Mortimer breaks in just as they are choking her to death. He attacks the two men, and a terrible fight ensues. Mary slips from the room and calls the burly bartender from the café below, a huge brute of a man who worships Mary, and he arrives just in time to save Mortimer from being stabbed to death. Fadem and Stoop both slink off like rats into the night, and Mortimer winds up with Mary. They buy a farm out in the country, and hire the bartender as their handyman.

==Cast==
- Priscilla Dean as Mary Stevens
- Wellington A. Playter as Kent Mortimer
- Lon Chaney as Stoop Connors
- Spottiswoode Aitken as Fadem
- Gertrude Astor as Adele Hoyt
- Kalla Pasha as The Bartender
- Martha Mattox as The Waitress (uncredited)

==Reception==
"FOLKS! Here's a real photoplay treat! A perfectly wonderful love story told in a way that will make you grip your seat and hold your breath – played so you'll never, never forget it. Don't miss it! – Urbana Daily Democrat (Print Ad; Urbana, Ohio, October 30, 1919)

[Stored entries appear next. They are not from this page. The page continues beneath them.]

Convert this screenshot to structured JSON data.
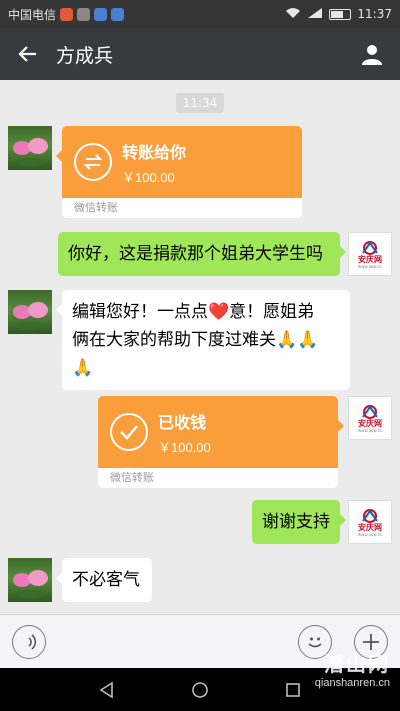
{
  "status_bar": {
    "carrier": "中国电信",
    "time": "11:37"
  },
  "header": {
    "title": "方成兵"
  },
  "chat": {
    "timestamp": "11:34",
    "messages": [
      {
        "side": "left",
        "kind": "transfer",
        "title": "转账给你",
        "amount": "￥100.00",
        "footer": "微信转账"
      },
      {
        "side": "right",
        "kind": "text",
        "text": "你好，这是捐款那个姐弟大学生吗"
      },
      {
        "side": "left",
        "kind": "text",
        "text_line1": "编辑您好！一点点",
        "text_heart": "❤️",
        "text_line1b": "意！愿姐弟",
        "text_line2": "俩在大家的帮助下度过难关",
        "text_pray": "🙏🙏",
        "text_line3": "🙏"
      },
      {
        "side": "right",
        "kind": "transfer",
        "title": "已收钱",
        "amount": "￥100.00",
        "footer": "微信转账"
      },
      {
        "side": "right",
        "kind": "text",
        "text": "谢谢支持"
      },
      {
        "side": "left",
        "kind": "text",
        "text": "不必客气"
      }
    ],
    "logo": {
      "text": "安庆网",
      "url": "www.aqw.cc"
    }
  },
  "watermark": {
    "logo": "潜山网",
    "url": "qianshanren.cn"
  }
}
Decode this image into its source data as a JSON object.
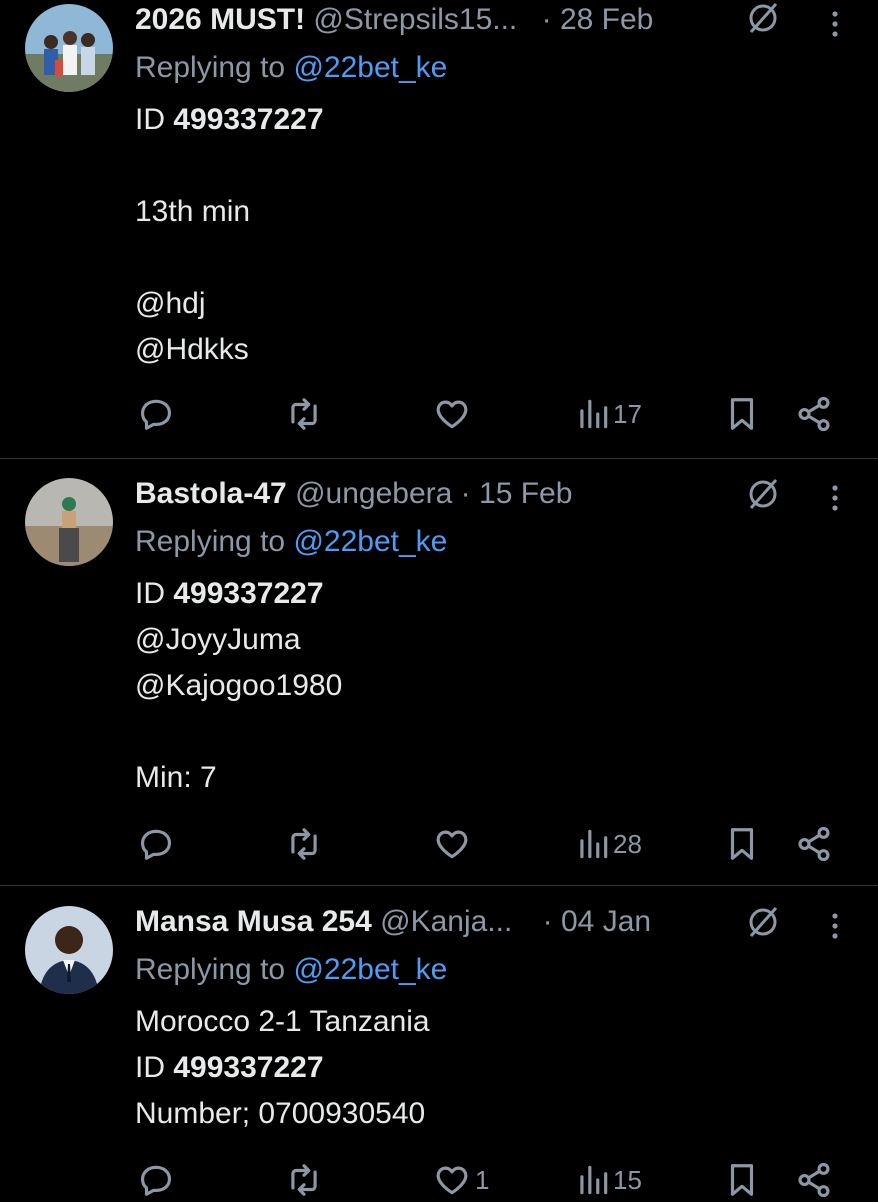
{
  "tweets": [
    {
      "name": "2026 MUST!",
      "handle": "@Strepsils15...",
      "dot": "·",
      "date": "28 Feb",
      "replying_prefix": "Replying to ",
      "replying_to": "@22bet_ke",
      "id_prefix": "ID ",
      "id_value": "499337227",
      "line_minute": "13th min",
      "mention_1": "@hdj",
      "mention_2": "@Hdkks",
      "views": "17",
      "likes": ""
    },
    {
      "name": "Bastola-47",
      "handle": "@ungebera",
      "dot": "·",
      "date": "15 Feb",
      "replying_prefix": "Replying to ",
      "replying_to": "@22bet_ke",
      "id_prefix": "ID ",
      "id_value": "499337227",
      "mention_1": "@JoyyJuma",
      "mention_2": "@Kajogoo1980",
      "line_minute": "Min: 7",
      "views": "28",
      "likes": ""
    },
    {
      "name": "Mansa Musa 254",
      "handle": "@Kanja...",
      "dot": "·",
      "date": "04 Jan",
      "replying_prefix": "Replying to ",
      "replying_to": "@22bet_ke",
      "score_line": "Morocco 2-1 Tanzania",
      "id_prefix": "ID ",
      "id_value": "499337227",
      "number_line": "Number; 0700930540",
      "views": "15",
      "likes": "1"
    }
  ],
  "icons": {
    "reply": "reply-icon",
    "retweet": "retweet-icon",
    "like": "heart-icon",
    "views": "views-icon",
    "bookmark": "bookmark-icon",
    "share": "share-icon",
    "grok": "grok-icon",
    "more": "more-icon"
  },
  "colors": {
    "background": "#000000",
    "text": "#e7e9ea",
    "secondary": "#8b98a5",
    "link": "#4e9cf5"
  }
}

"This last offering should be a success in every way. The story is strong and interesting, the situations good, and it impresses in its apparent reality. Particularly commendable is the work of Lon Chaney as "Stoop", a crook. The entire picture carries itself along with lucidity." – Variety

"This new six-part Universal offering is an exceptional tale of slum life in the city ... Despite its picturing of the seamy side of life, the picture is full of human sympathy and marks a long step ahead for this type of photoplay. The entire cast cooperates with some of the best character work shown on the screen in a long time, Lon Chaney as "Stoop" and Spottiswoode Aitken as "Uncle Fadem" being especially good." – Moving Picture World.

"This is a remarkable film, and more than that it is a genuinely interesting one for those who like crook stories with a liberal element of romance... When it comes to a crook role, Lon Chaney ... is excellent." – Wid's Film Daily.